In response, an angry mob of pro-Iran demonstrators gathered in Baghdad and stormed the US embassy.
Meanwhile, the Israeli website DebkaFile, run by former Mossad agents, claimed that Soleimani had ordered Hezbollah fighters in Baghdad to transfer Iran-supplied rockets from storage to residential areas "as a means of deterring a US attack”.
This fueled speculation of another “impending US assault”, which proved to be correct: On 3 January, a precision US drone strike killed Soleimani and Iraqi paramilitary heavyweight Abu Mahdi al-Muhandis.
The remains of Suleimani will be transferred from Bagdad to Iran on Monday where he will be buried in his home town of Kerman.
In a lengthy 2013 New Yorker magazine portrait of Suleimani, the al-Quds leader was described as a “modest” man, who “carries himself inconspicuously and rarely raises his voice”.
The article describes a man who was hardened in the 1980-1988 Iran-Iraq war, becoming the architect of expanding Iranian influence in Iraq, Syria and Lebanon.
During a brief love affair between Iran and the US, there were indirect negotiations between Suleimani and US officials on how to attack their common enemy, the Taliban after the 9/11 twin tower attacks.
But everything changed after George W. Bush's 2002 “axis of evil” speech, which estranged the Iranians completely and, according to The New Yorker, had Suleimani in “a tearing rage,” trashing all hopes for any good relationship.

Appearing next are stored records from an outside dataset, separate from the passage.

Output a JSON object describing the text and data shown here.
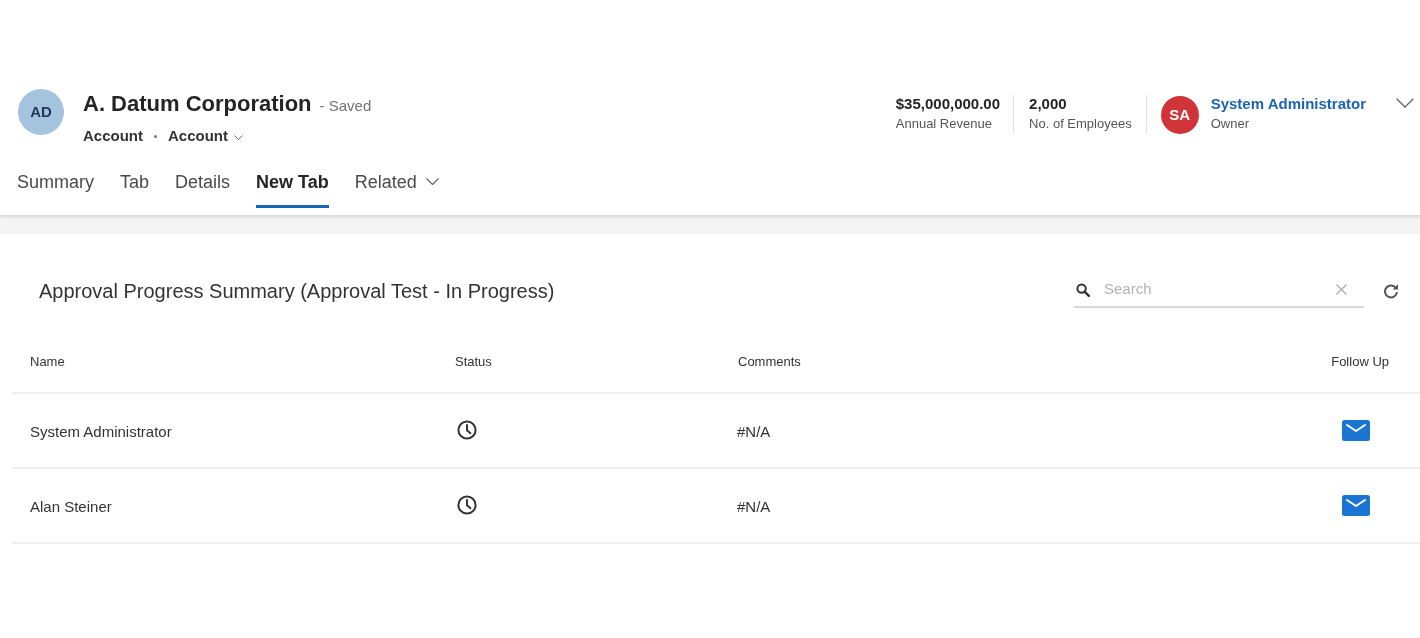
{
  "record": {
    "initials": "AD",
    "title": "A. Datum Corporation",
    "save_status": "- Saved",
    "entity": "Account",
    "form": "Account"
  },
  "header_fields": [
    {
      "value": "$35,000,000.00",
      "label": "Annual Revenue"
    },
    {
      "value": "2,000",
      "label": "No. of Employees"
    }
  ],
  "owner": {
    "initials": "SA",
    "name": "System Administrator",
    "label": "Owner"
  },
  "tabs": [
    {
      "label": "Summary",
      "selected": false,
      "kind": "plain"
    },
    {
      "label": "Tab",
      "selected": false,
      "kind": "plain"
    },
    {
      "label": "Details",
      "selected": false,
      "kind": "plain"
    },
    {
      "label": "New Tab",
      "selected": true,
      "kind": "plain"
    },
    {
      "label": "Related",
      "selected": false,
      "kind": "menu"
    }
  ],
  "panel": {
    "title": "Approval Progress Summary (Approval Test - In Progress)",
    "search": {
      "placeholder": "Search"
    },
    "table": {
      "columns": [
        "Name",
        "Status",
        "Comments",
        "Follow Up"
      ],
      "rows": [
        {
          "name": "System Administrator",
          "comments": "#N/A"
        },
        {
          "name": "Alan Steiner",
          "comments": "#N/A"
        }
      ]
    }
  }
}
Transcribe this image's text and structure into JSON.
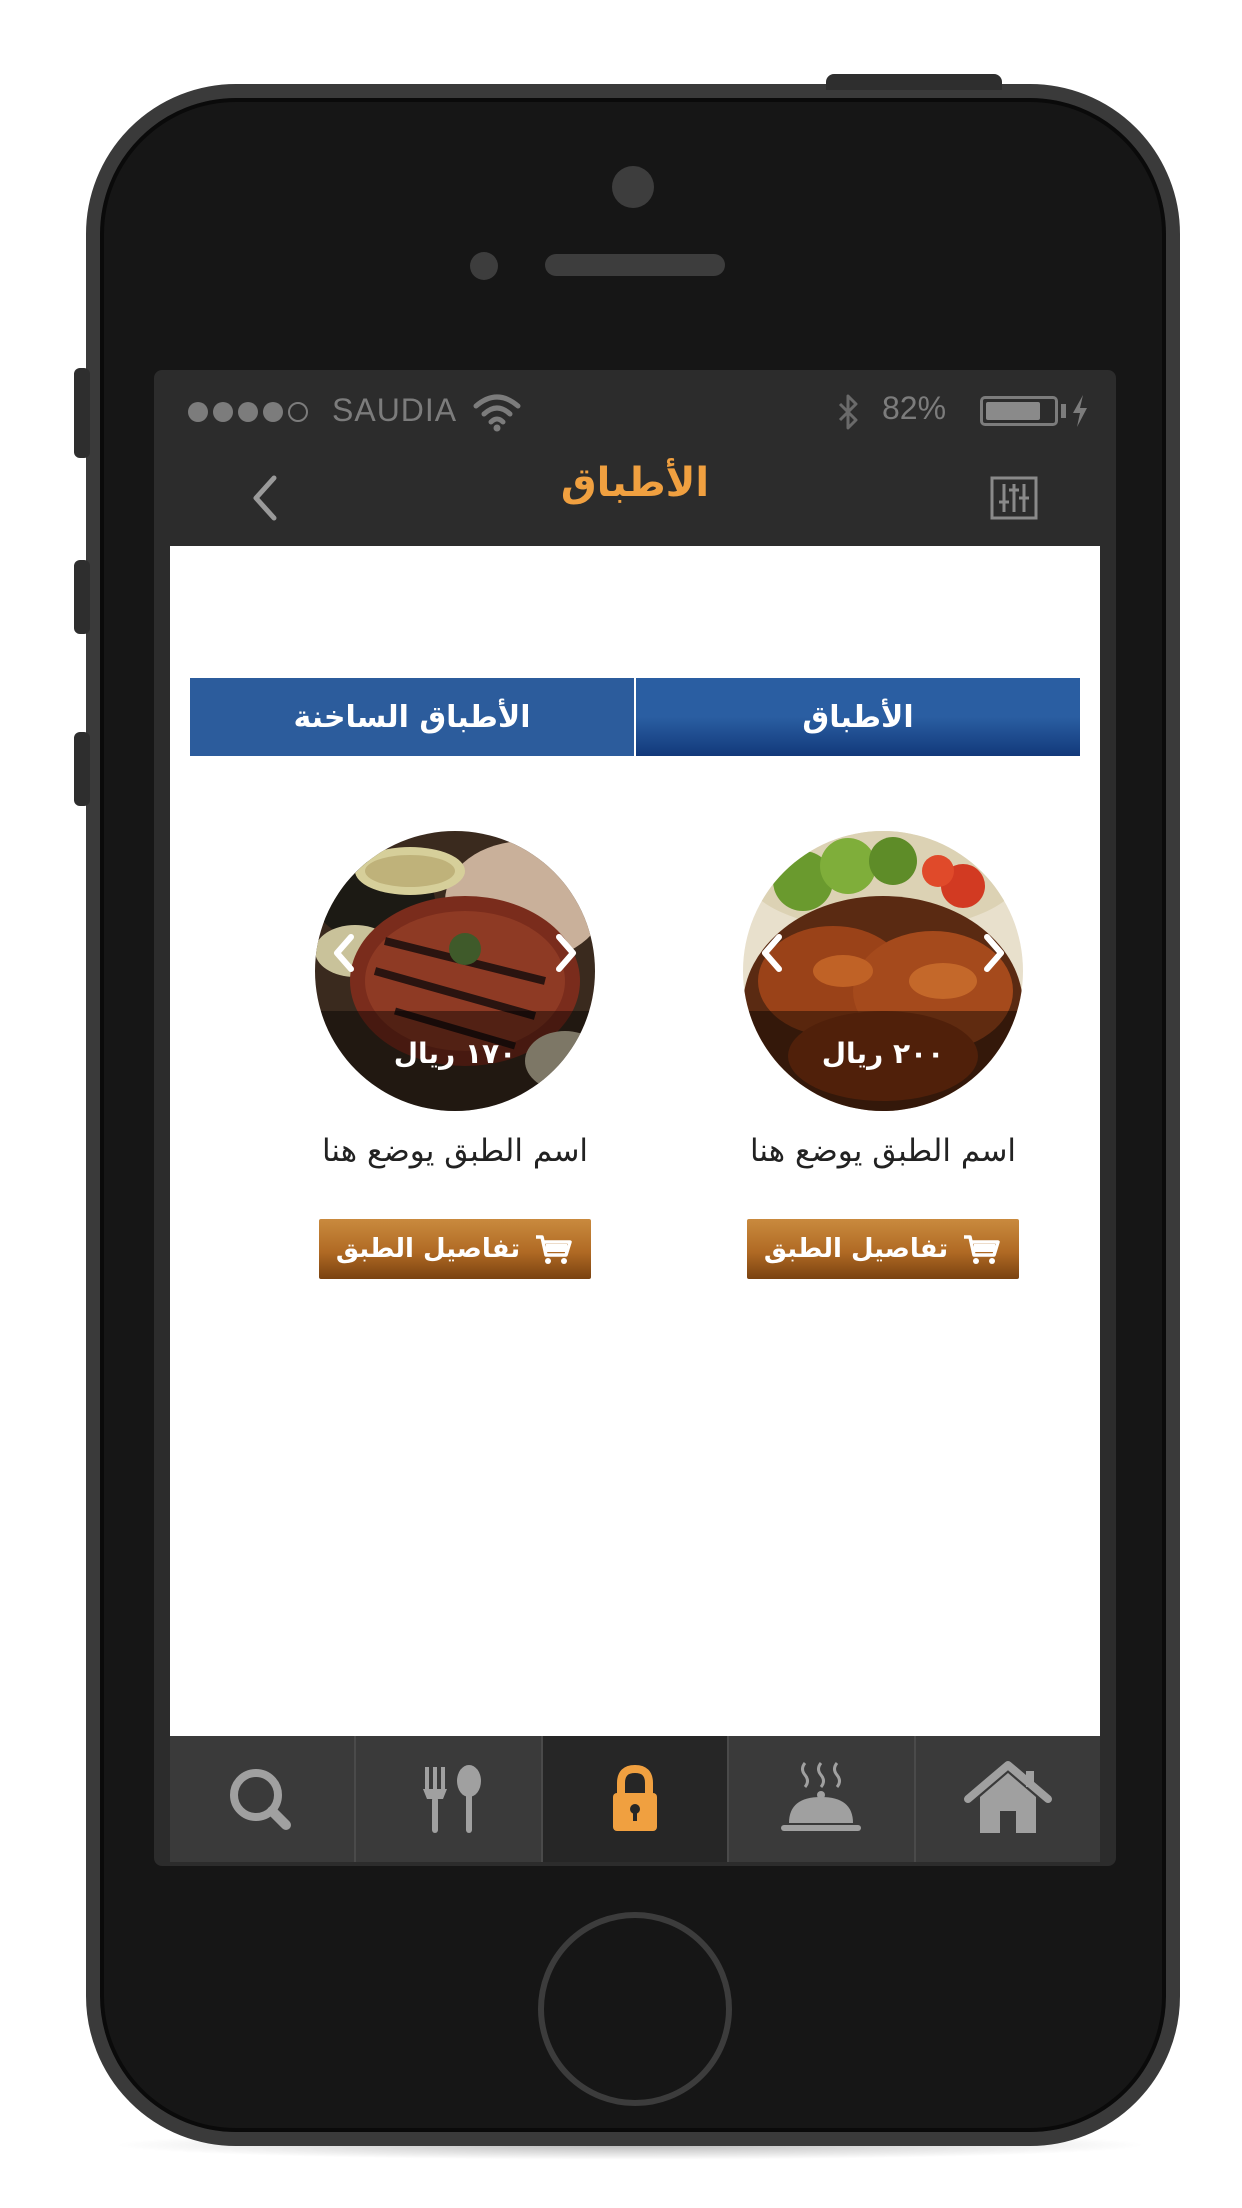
{
  "status_bar": {
    "carrier": "SAUDIA",
    "battery_percent": "82%",
    "battery_level": 0.82,
    "signal_bars": 4,
    "icons": [
      "wifi-icon",
      "bluetooth-icon",
      "battery-icon",
      "charging-icon"
    ]
  },
  "nav": {
    "title": "الأطباق",
    "back_icon": "chevron-left-icon",
    "filter_icon": "sliders-icon"
  },
  "tabs": [
    {
      "label": "الأطباق الساخنة",
      "selected": false
    },
    {
      "label": "الأطباق",
      "selected": true
    }
  ],
  "dishes": [
    {
      "image": "grilled-steak-photo",
      "price": "١٧٠ ريال",
      "name": "اسم الطبق يوضع هنا",
      "button_label": "تفاصيل الطبق",
      "button_icon": "cart-icon"
    },
    {
      "image": "roasted-chicken-photo",
      "price": "٢٠٠ ريال",
      "name": "اسم الطبق يوضع هنا",
      "button_label": "تفاصيل الطبق",
      "button_icon": "cart-icon"
    }
  ],
  "tabbar": {
    "items": [
      {
        "icon": "search-icon",
        "active": false
      },
      {
        "icon": "fork-spoon-icon",
        "active": false
      },
      {
        "icon": "lock-icon",
        "active": true
      },
      {
        "icon": "serving-dish-icon",
        "active": false
      },
      {
        "icon": "home-icon",
        "active": false
      }
    ]
  },
  "colors": {
    "accent_orange": "#f0a040",
    "tab_blue": "#2c5c9c",
    "tab_blue_dark": "#12397a",
    "button_brown": "#b06a24",
    "phone_body": "#161616",
    "screen_bar": "#2c2c2c",
    "tabbar_bg": "#3a3a3a",
    "tabbar_active_bg": "#262626",
    "icon_gray": "#a0a0a0"
  }
}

In 2003, the US invaded Iraq, and Iran lay low, fearing to be next. But Tehran grew in confidence when the invasion faltered, becoming aggressive and relaunching anti-American attacks – often through proxies – in a policy that has lasted until today.

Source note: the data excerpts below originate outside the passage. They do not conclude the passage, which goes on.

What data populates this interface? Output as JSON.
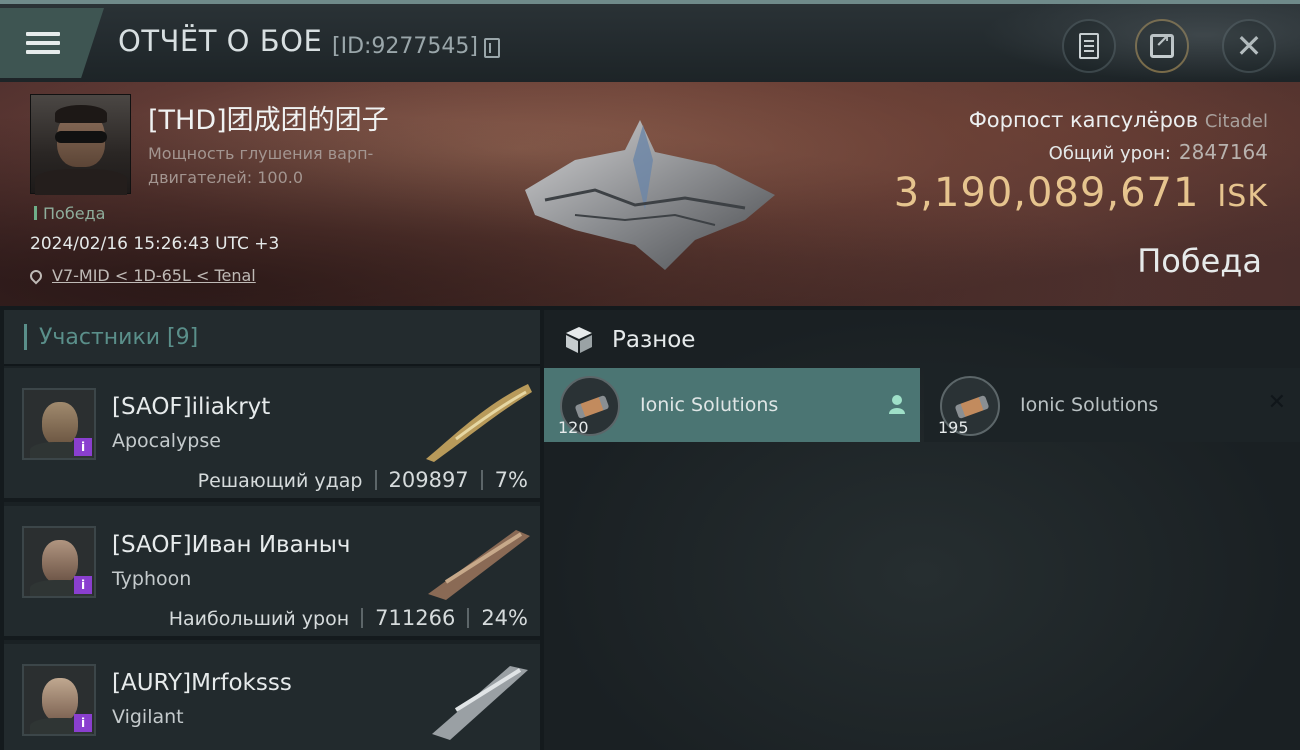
{
  "topbar": {
    "title": "ОТЧЁТ О БОЕ",
    "report_id": "[ID:9277545]"
  },
  "header": {
    "pilot_name": "[THD]团成团的团子",
    "attribute": "Мощность глушения варп-двигателей: 100.0",
    "result_label": "Победа",
    "datetime": "2024/02/16 15:26:43 UTC +3",
    "location": "V7-MID < 1D-65L < Tenal",
    "target_name": "Форпост капсулёров",
    "target_class": "Citadel",
    "total_damage_label": "Общий урон:",
    "total_damage_value": "2847164",
    "isk_value": "3,190,089,671",
    "isk_currency": "ISK",
    "result_big": "Победа"
  },
  "participants": {
    "title": "Участники [9]",
    "items": [
      {
        "name": "[SAOF]iliakryt",
        "ship": "Apocalypse",
        "role": "Решающий удар",
        "damage": "209897",
        "percent": "7%"
      },
      {
        "name": "[SAOF]Иван Иваныч",
        "ship": "Typhoon",
        "role": "Наибольший урон",
        "damage": "711266",
        "percent": "24%"
      },
      {
        "name": "[AURY]Mrfoksss",
        "ship": "Vigilant",
        "role": "",
        "damage": "",
        "percent": ""
      }
    ]
  },
  "misc": {
    "title": "Разное",
    "items": [
      {
        "name": "Ionic Solutions",
        "qty": "120",
        "selected": true
      },
      {
        "name": "Ionic Solutions",
        "qty": "195",
        "selected": false
      }
    ]
  },
  "colors": {
    "accent_teal": "#4b7573",
    "isk_gold": "#e6c48e",
    "badge_purple": "#8a3fcf"
  },
  "icons": [
    "menu-icon",
    "copy-icon",
    "document-icon",
    "share-icon",
    "close-icon",
    "location-pin-icon",
    "cube-icon",
    "user-icon",
    "x-icon"
  ]
}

Mass anti-government demonstrations
“The US strikes throw into question the future of the US military presence in Iraq, 17 years after US-led forces toppled the regime of Saddam Hussein,” says Middle East watcher James M. Dorsey, with at Nanyang Technological University's S. Rajaratnam School of International Studies.
He says that a mass anti-government demonstration movement in Iraq is now likely to turn its attention to US boots on the ground.

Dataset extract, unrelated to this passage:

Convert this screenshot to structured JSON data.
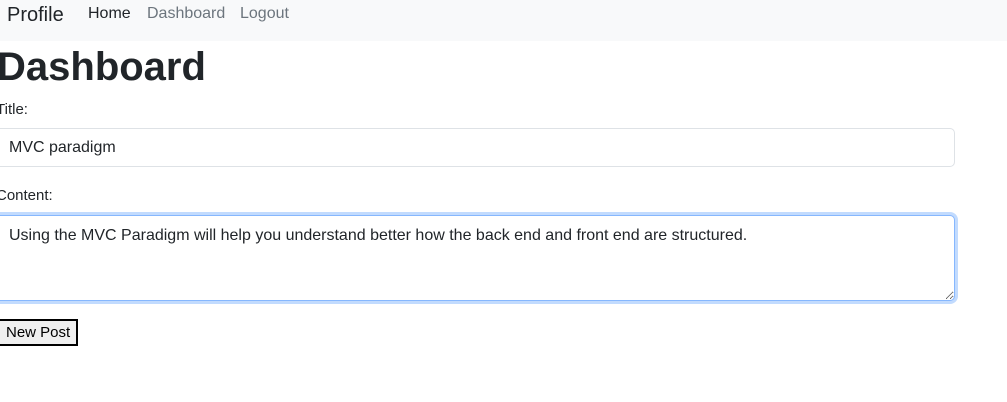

"If protesters focussed their demand for a withdrawal of all foreign forces primarily on Iranian influence, prior to the US strikes, they now focus equally on the presence of US forces.”
France: stick to JCPOA
Iran says it may continue to step back from the 2015 nuclear deal, which was left in tatters after the US unilaterally withdrew in 2018.
A former commander of Iran's Revolutionary Guards, Mohsen Rezaei, wrote on Twiter, “Until Iran's decisive and harsh response to [US President Donald] Trump, going ahead with the fifth step in reducing JCPOA commitments as soon as possible is vital."
Iran has already overstepped four stages of the agreement, including a cap on 300 kilogrammes of enriched uranium stockpiles, and a 3.67 percent enrichment level limit.
French Minister of Foreign Affairs Jean-Yves Le Drian repeated calls from the European Union for Terhan to avoid further breaches of the JCPOA.
Both Tehran and Washington have reproached Brussels over its stance on the deal. The US says the EU is too soft on Tehran, while the Iranians say the three European JCPOA parnters do not have the courage to stand up to Trump.